As prepared for delivery.

“This debate was a long time coming. Not because it’s complicated, but because Democrats couldn’t accept the solution.


“We are here at the 11th hour finally dealing with the debt limit on a bipartisan basis because President Biden apparently needed 100 days to pick up the phone and talk to Republicans.


“During those 100 days, the case for cutting spending as part of a debt ceiling increase has only grown stronger. We have seen the worst inflation crisis in a generation – the direct result of reckless spending – continue to rob the pocketbooks of working families. We have seen interest rates continue to rise, driving up the cost of purchasing a car, a house, or small business loan. Interest payments on our national debt are $110 billion higher over the first seven months of this fiscal year than they were over the same time last fiscal year. In other words, runaway spending is adding to our debt crisis on the front end and the back end.


“Something else occurred during those 100 days. House Republicans took action.


“While the White House was saying they would only accept a blank check debt ceiling increase – an idea that did not and does not have the votes even in a Senate controlled by the President’s own party — House Republicans passed a responsible plan to address the debt ceiling while cutting spending and supporting American workers. We acted on behalf of working families that are tired of paying more to put gas in their cars, clothes on their backs, and food on their table. We acted on behalf of the small business owners who are desperate to remove the help wanted signs in their storefront windows. And we acted on behalf of the families trapped on government assistance to help provide them with a path to a more prosperous future.

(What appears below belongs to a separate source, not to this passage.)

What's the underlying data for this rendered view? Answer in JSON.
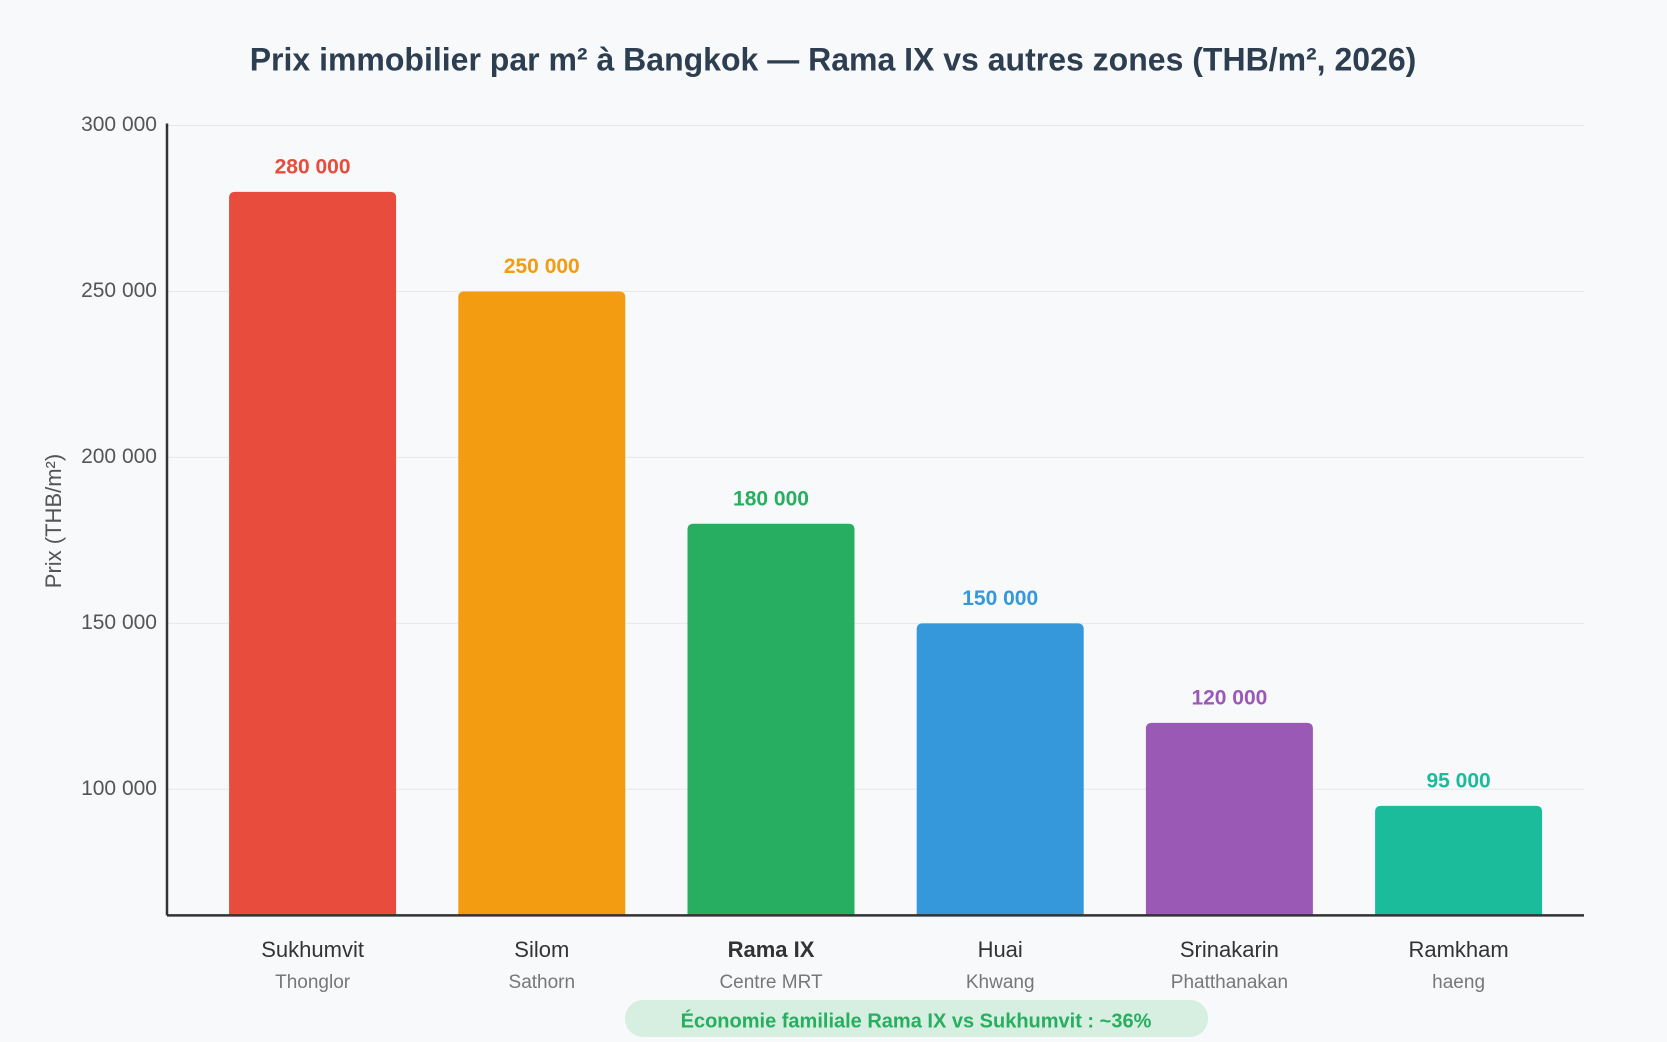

“One has to wonder: what was President Biden waiting for? A massive slowdown in the economy? Well, we got that too. In the first quarter of this year, economic growth slowed significantly to just over 1 percent.


“But these data points do not tell the full story. To get that, you have to go out into the communities across this country and listen to those on the frontlines of this economy. At the Ways and Means Committee, we have done just that. From West Virginia to Oklahoma, Georgia to New York, we have listened to American workers, families, farmers, and small business owners who have shared their concerns and their solutions – and at the heart of so much of what we have heard is the simple message: stop spending money we do not have on policies that do not work.


“According to a recent survey, 60 percent of the American people say that an increase in the nation’s debt limit ought to be accompanied by a reduction in the nation’s spending.


“The Fiscal Responsibility Act is a step in responding to that request. It does much of what Republicans said we would do: put a check on Washington spending; claw back the pandemic-era funding that everyone should agree is no longer needed; take a bite out of the IRS’s recent $80 billion pay raise; severely dampen the regulatory administrative state; and lift more Americans out of poverty through common sense work requirements for those who can work.


“Does this bill do everything folks might want? No. But I’m reminded of a quote by Thomas Jefferson where he said, in part, ‘the ground of liberty is to be gained by inches, that we must be contented to secure what we can get from time to time, and eternally press forward for what is yet to get.’


“This bill keeps alive the precedent that was set decades ago and has been upheld by Republicans and Democrats alike – even President Biden when he was a Senator and when he was Vice President. And that is: when it comes to addressing the nation’s debt limit, Congress and the White House need to come to the table to also help address the nation’s debt crisis.”